– Что случилось?
– Замужество, мама. Я вышла замуж.
– Ну и что? – подал голос Дара. Он задал свой вопрос тихо, чтобы не привлечь внимания других женщин, находившихся в шатре.
– А то, дорогой братец, что некоторые люди не столь благородны, какими они тебе представляются, – прошептала я. – И не всем так везет в браке, как тебе. – Я обожала Дару, но порой его наивность придавала мне смелости. – Если б Аллах не сделал тебя мужчиной, возможно, ты на многое смотрел бы иначе.
Дара отложил книгу:
– Кхондамир плохо с тобой обращается? Вчера он мне показался вполне достойным человеком. Он...
– Прекрати, прошу тебя, – сказала я, не желая объяснять ему то, что и так было очевидно.
Мама сжала мою руку:
– Теперь мы дома, Джаханара. И мне жаль, очень жаль, что ты несчастна в браке. Чем тебе помочь?
Мама была бесконечно сильной женщиной, и, услышав ее слова, я села прямо, вдруг испугавшись, что она может счесть меня слабой. Да, я была обижена на родителей за то, что они отдали меня в жены Кхондамиру, но не хотела, чтобы мама думала, будто свое счастье я ставлю превыше долга. Маму, как и меня, выдали замуж без ее согласия, и если я хотела заслужить ее одобрение, то мне следовало скрывать свою боль. Слуги поставили перед нами чаши с водой, ароматизированной лимоном.
– Расскажи, – попросила я, – как было на юге? Как малыш?

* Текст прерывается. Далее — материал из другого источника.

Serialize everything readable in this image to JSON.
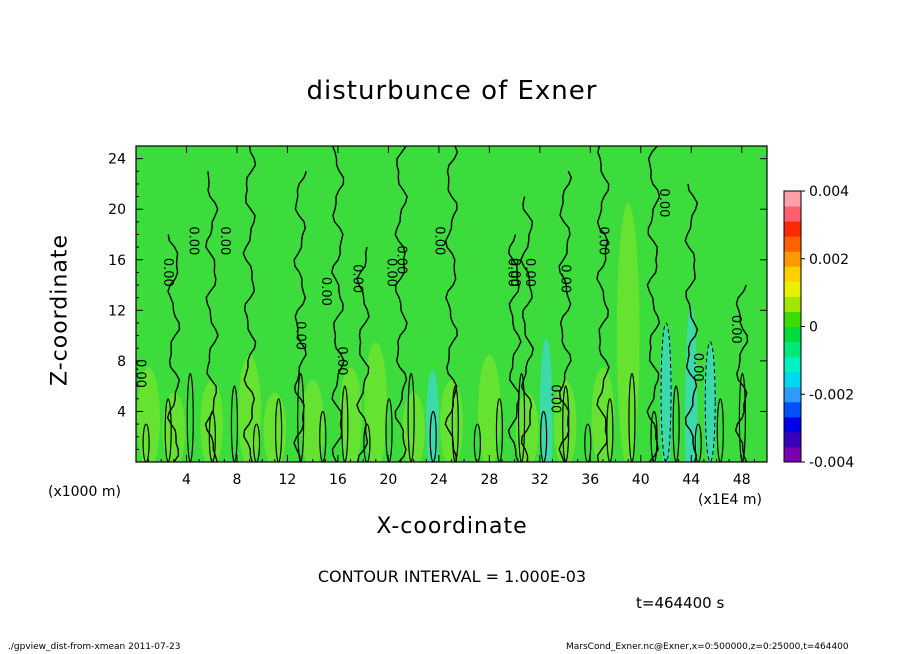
{
  "chart_data": {
    "type": "heatmap",
    "title": "disturbunce of Exner",
    "xlabel": "X-coordinate",
    "ylabel": "Z-coordinate",
    "x_unit_left": "(x1000 m)",
    "x_unit_right": "(x1E4 m)",
    "xlim": [
      0,
      50
    ],
    "ylim": [
      0,
      25
    ],
    "xticks": [
      4,
      8,
      12,
      16,
      20,
      24,
      28,
      32,
      36,
      40,
      44,
      48
    ],
    "yticks": [
      4,
      8,
      12,
      16,
      20,
      24
    ],
    "colorbar": {
      "range": [
        -0.004,
        0.004
      ],
      "tick_labels": [
        "0.004",
        "0.002",
        "0",
        "-0.002",
        "-0.004"
      ],
      "tick_values": [
        0.004,
        0.002,
        0,
        -0.002,
        -0.004
      ],
      "colors": [
        "#7b00b0",
        "#3a00b8",
        "#0000e6",
        "#0050ff",
        "#2f9bff",
        "#00d8f0",
        "#00f0c0",
        "#00e878",
        "#00dc3c",
        "#3cdc00",
        "#a0e600",
        "#e6f000",
        "#ffd000",
        "#ff9900",
        "#ff6000",
        "#ff2a00",
        "#ff6070",
        "#ffa0a8"
      ]
    },
    "contour_labels": [
      "0.00",
      "0.00",
      "0.00",
      "0.00",
      "0.00",
      "0.00",
      "0.00",
      "0.00",
      "0.00",
      "0.00",
      "0.00",
      "0.00",
      "0.00",
      "0.00",
      "0.00",
      "0.00",
      "0.00",
      "0.00",
      "0.00",
      "0.00"
    ],
    "contour_interval_text": "CONTOUR INTERVAL = 1.000E-03",
    "time_text": "t=464400 s"
  },
  "footer": {
    "left": "./gpview_dist-from-xmean 2011-07-23",
    "right": "MarsCond_Exner.nc@Exner,x=0:500000,z=0:25000,t=464400"
  },
  "colors": {
    "field_base": "#3cdc3c",
    "field_light": "#82e82a",
    "field_cyan": "#3cd8d0",
    "contour": "#000000"
  }
}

– Бьется, как обезьянка. – Мама улыбнулась, потом влажной салфеткой отерла мой лоб и поправила на моей шее нитку жемчуга.
– Больно?
– Нет. Но ощущение странное, хотя я вынашиваю не первого ребенка.
Мама проявляла неподдельный интерес к политике, что не было свойственно женщинам, но, как и всякой женщине – я это точно знала, – ей нравилось становиться матерью. Интересно, смогу ли я быть такой, как она? Достанет ли у меня воли, чтобы быть любящей матерью и женщиной, к которой мужчины относятся с уважением? Да и вообще возможно ли, чтобы женщина, не являющаяся женой императора, сумела добиться такого авторитета?

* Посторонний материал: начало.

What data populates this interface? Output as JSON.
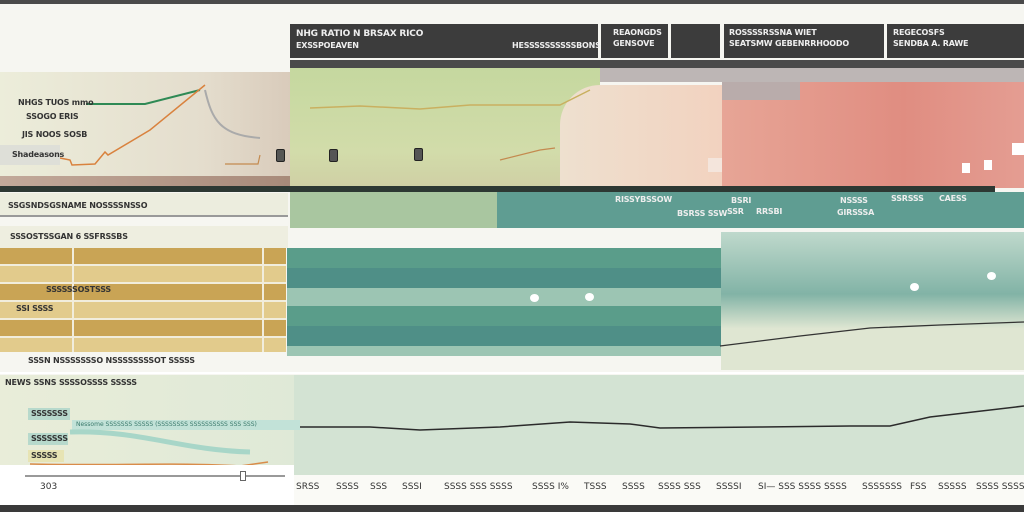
{
  "header": {
    "main_title": "NHG RATIO N BRSAX RICO",
    "main_subtitle": "EXSSPOEAVEN",
    "main_right": "HESSSSSSSSSSBONS",
    "panel2_title": "REAONGDS",
    "panel2_sub": "GENSOVE",
    "panel4_title": "ROSSSSRSSNA WIET",
    "panel4_sub": "SEATSMW GEBENRRHOODO",
    "panel5_title": "REGECOSFS",
    "panel5_sub": "SENDBA A. RAWE"
  },
  "top_chart": {
    "labels": [
      "NHGS TUOS mmo",
      "SSOGO ERIS",
      "JIS NOOS SOSB",
      "Shadeasons"
    ]
  },
  "section_titles": [
    "SSGSNDSGSNAME NOSSSSNSSO",
    "SSSOSTSSGAN 6 SSFRSSBS",
    "NEWS SSNS SSSSOSSSS SSSSS"
  ],
  "teal_labels": [
    "RISSYBSSOW",
    "BSRSS SSW",
    "BSRI",
    "SSR",
    "RRSBI",
    "NSSSS",
    "GIRSSSA",
    "SSRSSS",
    "CAESS"
  ],
  "gold_rows": {
    "labels": [
      "SSSSSSOSTSSS",
      "SSI SSSS"
    ],
    "footer": "SSSN NSSSSSSSO NSSSSSSSSOT SSSSS"
  },
  "bottom_chart": {
    "legend": [
      "SSSSSSS",
      "SSSSSSS",
      "SSSSS"
    ],
    "note": "Nessome SSSSSSS SSSSS (SSSSSSSS SSSSSSSSSS SSS SSS)",
    "left_tick": "303",
    "x_ticks": [
      "SRSS",
      "SSSS",
      "SSS",
      "SSSI",
      "SSSS SSS SSSS",
      "SSSS I%",
      "TSSS",
      "SSSS",
      "SSSS SSS",
      "SSSSI",
      "SI— SSS SSSS SSSS",
      "SSSSSSS",
      "FSS",
      "SSSSS",
      "SSSS SSSS"
    ]
  },
  "colors": {
    "dark": "#3c3c3c",
    "green": "#c6d8a2",
    "peach": "#f0d6c4",
    "salmon": "#e29587",
    "teal": "#4f9188",
    "gold": "#c9a455",
    "mint": "#d3e3d3"
  }
}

– Битва была жестокая, – произнесла мама, выводя меня из раздумий. – Я наблюдала со скалы. – Она взглянула на Дару, и я почувствовала, как между ними что-то промелькнуло.
– Что произошло? – спросила я у брата.
Его глаза, обычно такие ясные, затуманились от волнения.

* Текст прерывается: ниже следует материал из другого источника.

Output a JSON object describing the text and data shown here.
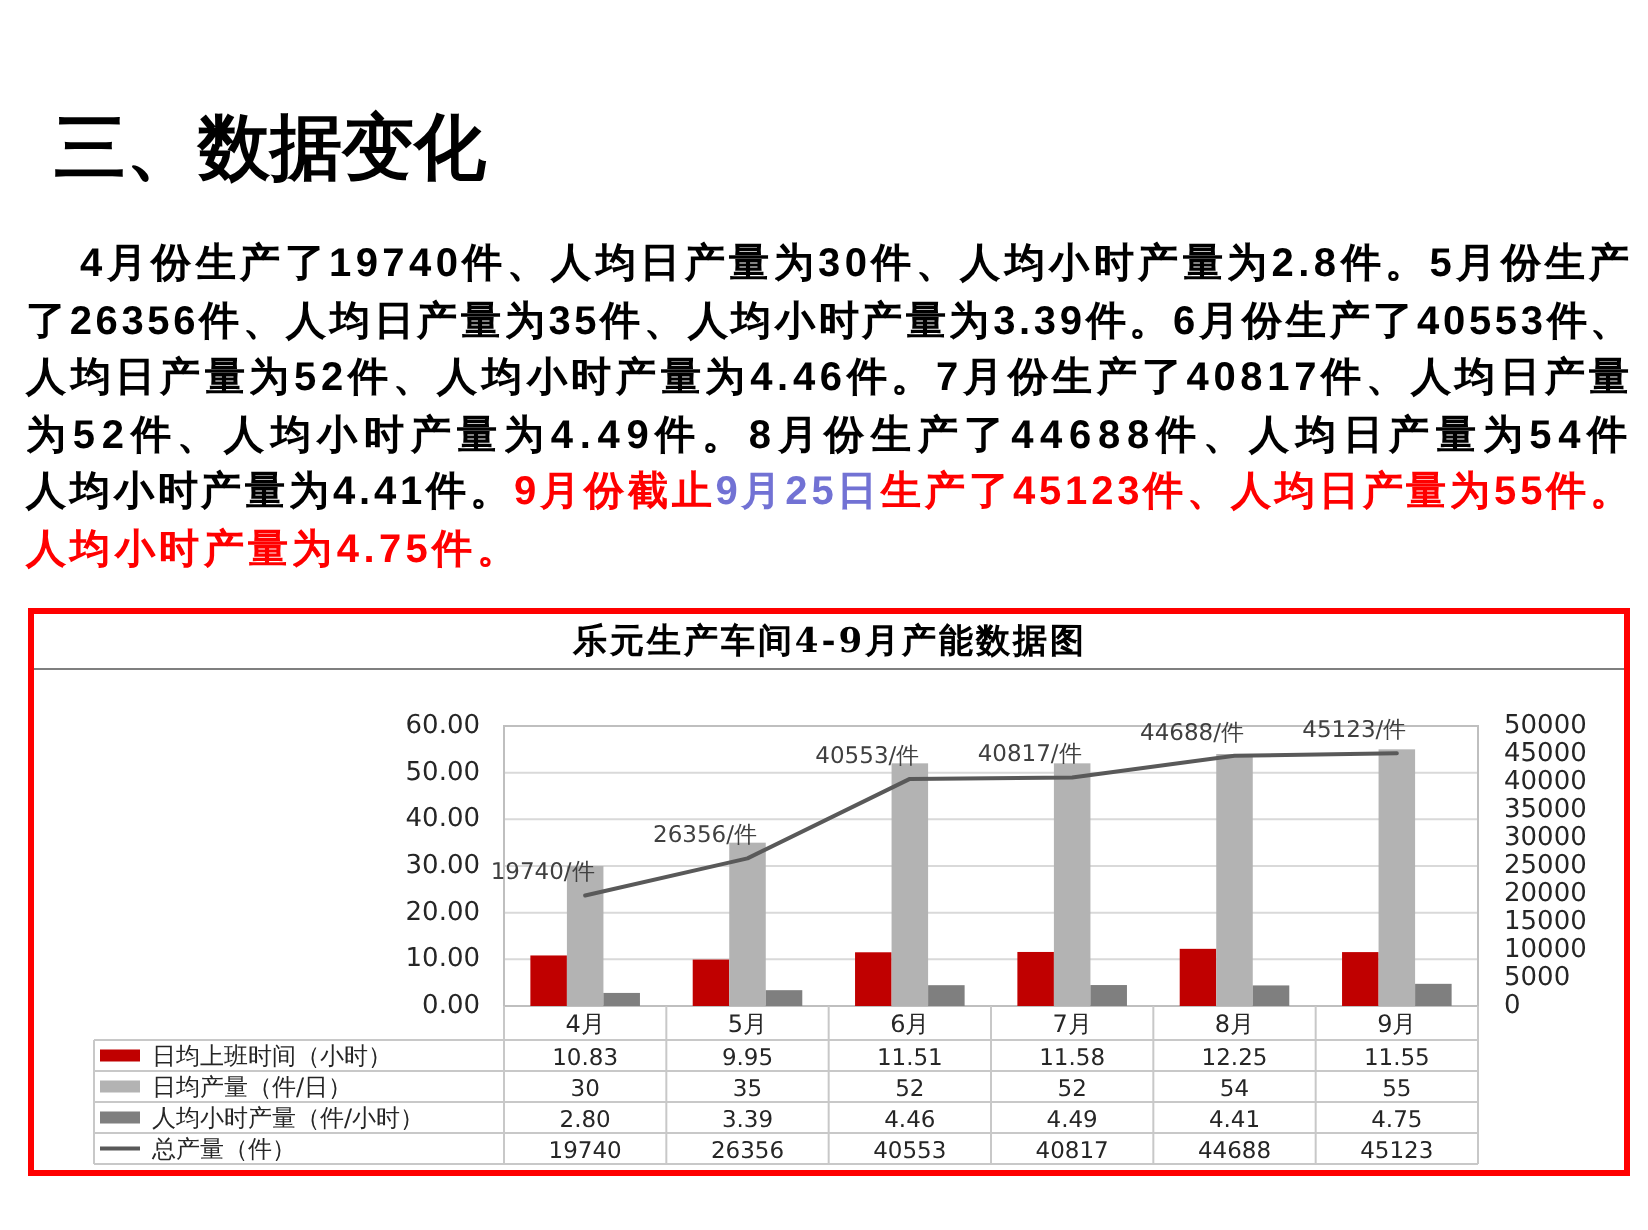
{
  "chart_data": {
    "type": "bar",
    "title": "乐元生产车间4-9月产能数据图",
    "categories": [
      "4月",
      "5月",
      "6月",
      "7月",
      "8月",
      "9月"
    ],
    "series": [
      {
        "name": "日均上班时间（小时）",
        "color": "#c00000",
        "values": [
          10.83,
          9.95,
          11.51,
          11.58,
          12.25,
          11.55
        ],
        "value_labels": [
          "10.83",
          "9.95",
          "11.51",
          "11.58",
          "12.25",
          "11.55"
        ]
      },
      {
        "name": "日均产量（件/日）",
        "color": "#b3b3b3",
        "values": [
          30,
          35,
          52,
          52,
          54,
          55
        ],
        "value_labels": [
          "30",
          "35",
          "52",
          "52",
          "54",
          "55"
        ]
      },
      {
        "name": "人均小时产量（件/小时）",
        "color": "#7f7f7f",
        "values": [
          2.8,
          3.39,
          4.46,
          4.49,
          4.41,
          4.75
        ],
        "value_labels": [
          "2.80",
          "3.39",
          "4.46",
          "4.49",
          "4.41",
          "4.75"
        ]
      },
      {
        "name": "总产量（件）",
        "type": "line",
        "axis": "y2",
        "color": "#595959",
        "values": [
          19740,
          26356,
          40553,
          40817,
          44688,
          45123
        ],
        "value_labels": [
          "19740",
          "26356",
          "40553",
          "40817",
          "44688",
          "45123"
        ]
      }
    ],
    "ylim": [
      0,
      60
    ],
    "yticks": [
      {
        "value": 0,
        "label": "0.00"
      },
      {
        "value": 10,
        "label": "10.00"
      },
      {
        "value": 20,
        "label": "20.00"
      },
      {
        "value": 30,
        "label": "30.00"
      },
      {
        "value": 40,
        "label": "40.00"
      },
      {
        "value": 50,
        "label": "50.00"
      },
      {
        "value": 60,
        "label": "60.00"
      }
    ],
    "y2lim": [
      0,
      50000
    ],
    "y2ticks": [
      0,
      5000,
      10000,
      15000,
      20000,
      25000,
      30000,
      35000,
      40000,
      45000,
      50000
    ],
    "grid": "y",
    "legend": "bottom",
    "annotations": [
      "三、数据变化",
      "4月份生产了19740件、人均日产量为30件、人均小时产量为2.8件。5月份生产了26356件、人均日产量为35件、人均小时产量为3.39件。6月份生产了40553件、人均日产量为52件、人均小时产量为4.46件。7月份生产了40817件、人均日产量为52件、人均小时产量为4.49件。8月份生产了44688件、人均日产量为54件",
      "人均小时产量为4.41件。",
      "9月份截止",
      "9月25日",
      "生产了45123件、人均日产量为55件。",
      "人均小时产量为4.75件。",
      "19740/件",
      "26356/件",
      "40553/件",
      "40817/件",
      "44688/件",
      "45123/件"
    ]
  }
}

– Я... – начал он и умолк.
Мама опустила голову, и Дара продолжал:
– Я впервые убил человека.
Я не знала, что сказать, ибо Дара человеческую жизнь ценил гораздо больше, чем многие люди его круга.
– О, Дара... – растерянно сказала я.
– Мой мушкет пробил в нем дыру.
– Мне так жаль, очень жаль.
– Мне тоже. Я жалею его, и потрясен тем, что увидел.
– А что ты увидел?
– Нашего брата.
– Аурангзеба?
Дара взял себя в руки, и слова полились из него потоком, будто он уже не мог их сдерживать.
– Он был в первых рядах, с армией. Пыль стояла столбом. Грохот. Слоны ревели от ужаса, а пушки... пушки не умолкали. – Дара потер лоб. – Я едва соображал, Джаханара. Но видел, как Аурангзеб повел за собой солдат. Они шли за ним на смерть. И умирали. Но они прорвали фронт вражеской армии и хлынули в эту брешь, поскальзываясь на крови, падая и не поднимаясь...
– Позже расскажешь, если...
– Ты бы видела его, – продолжал брат, не дав мне высказаться. – Одним ударом меча он сразил сразу двух человек, а в следующее мгновение, потому что наступило время молитвы, опустил свое оружие и повернулся в сторону Мекки. – Дара в изумлении покачал головой. – Вокруг сверкают клинки, беснуются боевые слоны. А ему хоть бы что. Абсолютно спокоен. Помолился и вновь с яростью бросился в бой. Когда враг отступил, Аурангзеб приказал обезглавить погибших и сложил огромную кучу из этих... трофеев.